De qualquer forma, no presente a magnitude do aquecimento associada aos gases de estufa é muito maior que há décadas atrás, portanto, ultrapassa os outros dois factores, mesmo durante períodos com um "ciclo natural" de arrefecimento. Aliás, foi provavelmente isso que aconteceu no _"global warming hiatus"_ muito discutido até meados desta década...
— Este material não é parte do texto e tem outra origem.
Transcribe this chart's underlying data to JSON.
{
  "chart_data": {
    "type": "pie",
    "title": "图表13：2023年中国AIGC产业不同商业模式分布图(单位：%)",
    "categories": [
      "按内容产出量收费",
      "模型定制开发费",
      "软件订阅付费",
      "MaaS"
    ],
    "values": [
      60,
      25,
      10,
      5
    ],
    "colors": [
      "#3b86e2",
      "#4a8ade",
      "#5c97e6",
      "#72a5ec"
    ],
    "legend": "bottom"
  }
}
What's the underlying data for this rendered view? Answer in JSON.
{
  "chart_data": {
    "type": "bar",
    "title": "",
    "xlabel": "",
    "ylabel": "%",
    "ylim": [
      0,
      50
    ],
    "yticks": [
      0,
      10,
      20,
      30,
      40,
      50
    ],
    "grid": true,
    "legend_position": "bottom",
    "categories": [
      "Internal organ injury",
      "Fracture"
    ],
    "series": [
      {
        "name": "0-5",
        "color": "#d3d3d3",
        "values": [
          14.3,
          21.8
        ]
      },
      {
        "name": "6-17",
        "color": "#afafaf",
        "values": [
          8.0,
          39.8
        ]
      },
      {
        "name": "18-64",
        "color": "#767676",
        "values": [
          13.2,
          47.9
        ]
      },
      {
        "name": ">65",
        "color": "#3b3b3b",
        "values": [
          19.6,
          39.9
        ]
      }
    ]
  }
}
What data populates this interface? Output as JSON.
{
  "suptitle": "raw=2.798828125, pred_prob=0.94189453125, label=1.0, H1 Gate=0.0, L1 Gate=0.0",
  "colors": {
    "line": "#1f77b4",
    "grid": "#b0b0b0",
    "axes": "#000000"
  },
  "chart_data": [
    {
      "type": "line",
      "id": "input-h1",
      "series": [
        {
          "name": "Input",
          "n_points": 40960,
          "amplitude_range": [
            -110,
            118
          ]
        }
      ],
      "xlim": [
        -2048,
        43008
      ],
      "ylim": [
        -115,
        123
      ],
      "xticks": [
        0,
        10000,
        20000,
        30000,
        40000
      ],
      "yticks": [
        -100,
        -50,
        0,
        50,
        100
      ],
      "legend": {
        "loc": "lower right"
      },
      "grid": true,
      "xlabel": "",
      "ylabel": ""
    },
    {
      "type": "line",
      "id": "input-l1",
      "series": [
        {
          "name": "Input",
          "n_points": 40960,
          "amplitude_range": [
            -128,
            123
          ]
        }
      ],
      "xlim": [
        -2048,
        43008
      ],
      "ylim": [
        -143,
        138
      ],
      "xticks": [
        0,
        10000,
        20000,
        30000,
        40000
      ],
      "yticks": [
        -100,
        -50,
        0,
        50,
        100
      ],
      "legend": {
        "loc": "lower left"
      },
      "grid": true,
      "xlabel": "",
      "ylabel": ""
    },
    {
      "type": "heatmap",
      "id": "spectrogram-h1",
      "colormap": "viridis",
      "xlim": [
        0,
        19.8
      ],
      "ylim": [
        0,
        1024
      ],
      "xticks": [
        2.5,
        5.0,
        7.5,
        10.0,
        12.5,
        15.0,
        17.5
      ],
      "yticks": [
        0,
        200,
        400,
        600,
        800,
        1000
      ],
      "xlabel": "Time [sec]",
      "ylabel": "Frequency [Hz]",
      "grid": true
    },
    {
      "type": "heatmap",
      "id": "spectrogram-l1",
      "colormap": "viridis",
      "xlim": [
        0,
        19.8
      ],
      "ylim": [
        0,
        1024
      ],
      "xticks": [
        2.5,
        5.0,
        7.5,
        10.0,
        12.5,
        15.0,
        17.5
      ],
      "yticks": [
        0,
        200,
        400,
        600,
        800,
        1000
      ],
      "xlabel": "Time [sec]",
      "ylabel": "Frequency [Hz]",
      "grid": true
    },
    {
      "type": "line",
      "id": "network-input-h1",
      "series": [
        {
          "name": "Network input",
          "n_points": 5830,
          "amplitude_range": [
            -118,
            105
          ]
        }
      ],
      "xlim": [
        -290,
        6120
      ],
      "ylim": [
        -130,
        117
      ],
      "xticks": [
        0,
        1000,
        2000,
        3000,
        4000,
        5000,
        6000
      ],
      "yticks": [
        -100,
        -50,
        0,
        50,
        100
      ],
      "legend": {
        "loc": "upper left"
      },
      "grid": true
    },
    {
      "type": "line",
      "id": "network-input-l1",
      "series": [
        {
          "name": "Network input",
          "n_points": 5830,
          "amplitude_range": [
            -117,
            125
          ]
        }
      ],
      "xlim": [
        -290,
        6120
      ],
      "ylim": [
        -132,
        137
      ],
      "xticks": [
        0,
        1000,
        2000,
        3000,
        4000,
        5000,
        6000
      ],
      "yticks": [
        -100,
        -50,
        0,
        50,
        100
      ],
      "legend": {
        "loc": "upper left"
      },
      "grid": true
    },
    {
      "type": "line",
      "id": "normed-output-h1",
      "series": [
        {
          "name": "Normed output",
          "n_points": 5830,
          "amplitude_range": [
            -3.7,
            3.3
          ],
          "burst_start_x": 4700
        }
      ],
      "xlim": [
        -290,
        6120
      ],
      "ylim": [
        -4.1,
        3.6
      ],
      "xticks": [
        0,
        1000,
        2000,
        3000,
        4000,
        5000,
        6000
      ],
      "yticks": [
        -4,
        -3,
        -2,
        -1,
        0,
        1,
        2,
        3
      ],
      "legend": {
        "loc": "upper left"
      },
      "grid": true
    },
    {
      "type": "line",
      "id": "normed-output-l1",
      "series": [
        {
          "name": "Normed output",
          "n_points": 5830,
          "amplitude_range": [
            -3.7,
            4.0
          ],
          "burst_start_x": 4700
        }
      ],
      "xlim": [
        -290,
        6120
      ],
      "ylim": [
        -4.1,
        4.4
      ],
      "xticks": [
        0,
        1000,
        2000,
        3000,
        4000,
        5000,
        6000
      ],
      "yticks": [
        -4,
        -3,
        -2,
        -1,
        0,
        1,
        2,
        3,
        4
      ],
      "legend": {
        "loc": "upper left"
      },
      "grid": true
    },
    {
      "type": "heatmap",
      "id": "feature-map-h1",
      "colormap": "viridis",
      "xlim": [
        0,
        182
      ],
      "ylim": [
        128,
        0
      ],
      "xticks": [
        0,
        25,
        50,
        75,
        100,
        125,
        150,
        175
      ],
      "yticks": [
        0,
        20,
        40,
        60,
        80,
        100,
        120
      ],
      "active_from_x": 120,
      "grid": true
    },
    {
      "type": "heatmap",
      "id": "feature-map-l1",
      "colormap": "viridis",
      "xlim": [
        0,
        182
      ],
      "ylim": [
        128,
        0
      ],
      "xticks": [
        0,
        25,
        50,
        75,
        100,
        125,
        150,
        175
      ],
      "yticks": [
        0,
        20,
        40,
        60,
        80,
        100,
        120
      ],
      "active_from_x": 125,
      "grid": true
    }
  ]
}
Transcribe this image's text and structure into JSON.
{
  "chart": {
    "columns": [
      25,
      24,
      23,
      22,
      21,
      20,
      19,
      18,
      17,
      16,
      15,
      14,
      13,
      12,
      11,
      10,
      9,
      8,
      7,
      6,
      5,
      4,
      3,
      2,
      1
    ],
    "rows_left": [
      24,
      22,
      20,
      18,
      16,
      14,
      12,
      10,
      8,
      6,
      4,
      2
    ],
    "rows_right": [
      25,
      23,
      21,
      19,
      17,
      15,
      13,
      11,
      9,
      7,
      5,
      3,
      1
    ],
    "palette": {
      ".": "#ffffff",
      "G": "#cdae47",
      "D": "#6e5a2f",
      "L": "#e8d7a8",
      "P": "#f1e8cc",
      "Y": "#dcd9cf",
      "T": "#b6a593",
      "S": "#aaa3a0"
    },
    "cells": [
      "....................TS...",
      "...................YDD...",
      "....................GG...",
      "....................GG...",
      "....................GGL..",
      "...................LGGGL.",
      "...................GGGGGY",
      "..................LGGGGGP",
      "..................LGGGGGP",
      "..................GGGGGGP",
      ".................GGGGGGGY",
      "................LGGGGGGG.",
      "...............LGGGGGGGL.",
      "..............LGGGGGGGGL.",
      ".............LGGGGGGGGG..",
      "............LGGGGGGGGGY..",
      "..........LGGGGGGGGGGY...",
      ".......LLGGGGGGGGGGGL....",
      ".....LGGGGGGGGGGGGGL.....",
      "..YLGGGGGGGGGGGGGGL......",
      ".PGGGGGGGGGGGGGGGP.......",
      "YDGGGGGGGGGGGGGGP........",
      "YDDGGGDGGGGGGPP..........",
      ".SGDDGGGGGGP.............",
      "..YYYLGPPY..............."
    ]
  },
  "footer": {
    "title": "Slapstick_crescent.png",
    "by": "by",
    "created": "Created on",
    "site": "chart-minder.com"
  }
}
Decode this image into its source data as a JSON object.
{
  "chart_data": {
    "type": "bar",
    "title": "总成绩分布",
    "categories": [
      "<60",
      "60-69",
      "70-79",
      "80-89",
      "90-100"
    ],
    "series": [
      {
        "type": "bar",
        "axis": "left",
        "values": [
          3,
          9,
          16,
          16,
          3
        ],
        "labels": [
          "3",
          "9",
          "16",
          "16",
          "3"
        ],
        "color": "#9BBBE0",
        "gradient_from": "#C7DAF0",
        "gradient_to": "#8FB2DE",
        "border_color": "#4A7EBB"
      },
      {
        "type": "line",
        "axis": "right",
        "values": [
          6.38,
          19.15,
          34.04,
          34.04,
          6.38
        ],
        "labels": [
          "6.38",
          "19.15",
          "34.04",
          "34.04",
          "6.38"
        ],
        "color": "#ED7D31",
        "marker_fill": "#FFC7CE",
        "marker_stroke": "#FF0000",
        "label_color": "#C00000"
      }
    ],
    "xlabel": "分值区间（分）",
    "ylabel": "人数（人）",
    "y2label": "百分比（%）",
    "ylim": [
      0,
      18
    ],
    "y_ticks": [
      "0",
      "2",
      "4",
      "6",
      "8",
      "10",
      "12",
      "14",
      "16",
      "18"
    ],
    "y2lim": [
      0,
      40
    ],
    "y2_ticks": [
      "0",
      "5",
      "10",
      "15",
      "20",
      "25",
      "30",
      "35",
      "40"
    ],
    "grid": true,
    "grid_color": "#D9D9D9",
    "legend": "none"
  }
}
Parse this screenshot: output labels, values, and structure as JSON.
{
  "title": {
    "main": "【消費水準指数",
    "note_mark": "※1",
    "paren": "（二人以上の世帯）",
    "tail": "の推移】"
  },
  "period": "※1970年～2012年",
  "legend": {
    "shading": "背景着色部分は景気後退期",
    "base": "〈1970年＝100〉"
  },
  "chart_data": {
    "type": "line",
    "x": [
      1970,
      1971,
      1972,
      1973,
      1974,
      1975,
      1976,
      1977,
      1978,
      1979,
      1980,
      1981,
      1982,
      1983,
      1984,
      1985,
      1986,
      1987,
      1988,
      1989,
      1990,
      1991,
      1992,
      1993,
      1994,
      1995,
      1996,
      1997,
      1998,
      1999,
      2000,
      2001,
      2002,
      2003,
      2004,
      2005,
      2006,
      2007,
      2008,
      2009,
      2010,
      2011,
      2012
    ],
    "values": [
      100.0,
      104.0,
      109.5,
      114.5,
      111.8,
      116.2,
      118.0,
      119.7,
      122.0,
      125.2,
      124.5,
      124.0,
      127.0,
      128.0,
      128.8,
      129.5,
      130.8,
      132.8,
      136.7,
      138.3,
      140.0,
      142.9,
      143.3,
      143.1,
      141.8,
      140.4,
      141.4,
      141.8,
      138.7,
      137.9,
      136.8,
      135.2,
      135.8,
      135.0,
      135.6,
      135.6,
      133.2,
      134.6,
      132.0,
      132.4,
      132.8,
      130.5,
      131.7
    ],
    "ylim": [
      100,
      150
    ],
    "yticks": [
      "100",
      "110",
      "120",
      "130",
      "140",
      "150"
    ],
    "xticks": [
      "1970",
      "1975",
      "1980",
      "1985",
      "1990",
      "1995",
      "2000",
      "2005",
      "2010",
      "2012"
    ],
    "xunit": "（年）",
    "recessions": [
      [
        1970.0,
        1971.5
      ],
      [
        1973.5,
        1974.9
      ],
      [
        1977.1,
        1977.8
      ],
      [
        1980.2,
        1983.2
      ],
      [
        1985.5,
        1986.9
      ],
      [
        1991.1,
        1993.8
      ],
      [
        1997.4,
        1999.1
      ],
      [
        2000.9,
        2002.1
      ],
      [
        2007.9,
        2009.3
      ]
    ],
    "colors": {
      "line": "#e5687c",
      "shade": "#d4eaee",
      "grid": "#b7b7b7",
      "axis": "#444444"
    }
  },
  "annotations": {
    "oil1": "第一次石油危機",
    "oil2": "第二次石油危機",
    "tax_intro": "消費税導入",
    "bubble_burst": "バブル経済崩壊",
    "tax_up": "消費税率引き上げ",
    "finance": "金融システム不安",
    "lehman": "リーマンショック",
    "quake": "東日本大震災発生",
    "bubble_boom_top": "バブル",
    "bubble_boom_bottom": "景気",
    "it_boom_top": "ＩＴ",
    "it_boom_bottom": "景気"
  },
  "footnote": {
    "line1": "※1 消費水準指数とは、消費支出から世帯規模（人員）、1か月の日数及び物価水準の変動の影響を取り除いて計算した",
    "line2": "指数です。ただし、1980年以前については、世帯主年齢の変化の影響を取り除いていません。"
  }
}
Discutia-se um suposto "cessar" no sinal de Aquecimento Global ali por volta de 2010, que vinha "lançado" desde o virar do século. Mas afinal... Rapidamente acelerou (mais do que nunca) desde 2015. Muito provavelmente esse aparente "abrandar" do aquecimento foi simplesmente um desses ciclos de variabilidade natural para um período mais "frio", que compensou ligeiramente o constante (e crescente) sinal de aquecimento por gases de estufa.
Mais uma vez... Por outras palavras.. Provavelmente nesses anos ter-se-ia assistido a um período bem mais frio globalmente, se não houvesse sinal antropogénico. Mas agora, e cada vez mais, esse sinal "esmaga" os outros factores de variabilidade. Ou seja... *Actualmente, a variabilidade natural inter-decadal já é quase "irrelevante" perante o sinal antropogénico. Na verdade, apenas o atenua ou acentua.*
Provavelmente só sinais de muito mais larga-escala temporal e muito mais "catastróficos" (como ciclos orbitais e alterações como em eras glaciares) têm maior magnitude do que o sinal antropogénico.

Fui mais claro?

Deixo uma imagem que tenta resumir essas várias componentes. Claro que há muitos métodos diferentes de estimar isto, e há muita incerteza, é sempre preciso cautela... Mas de qualquer forma, e grosso-modo, é fácil perceber que:

1) as "causas naturais" empurraram a temperatura para abaixo nesse período
2) a curva da contribuição antropogénica "disparou" e passou a dominar completamente nas últimas décadas do séc.XX


----------



## irpsit (29 Out 2019 às 18:10)

Convem dizer que ha varios ciclos com variacoes naturais do clima e da temperatura media global:
Estas variacoes podem ser de curto prazo (periodos de 1-3 anos) causados por ligeiras variacoes no clima, ciclos do El Nino e La Nina (e talvez tambem pelas variacoes no input solar causado pelos ciclos de 11 anos de actividade solar). Isto explica por exemplo o pico de temperatura acima da media registado em 1998 e em 2017 (anos de El Nino extremos) ou o pico de temperatura abaixo da media em 1992 (erupcao do Pinatubo). Estas variacoes podem ser ate 0.5C, mas geralmente sao menores que isso.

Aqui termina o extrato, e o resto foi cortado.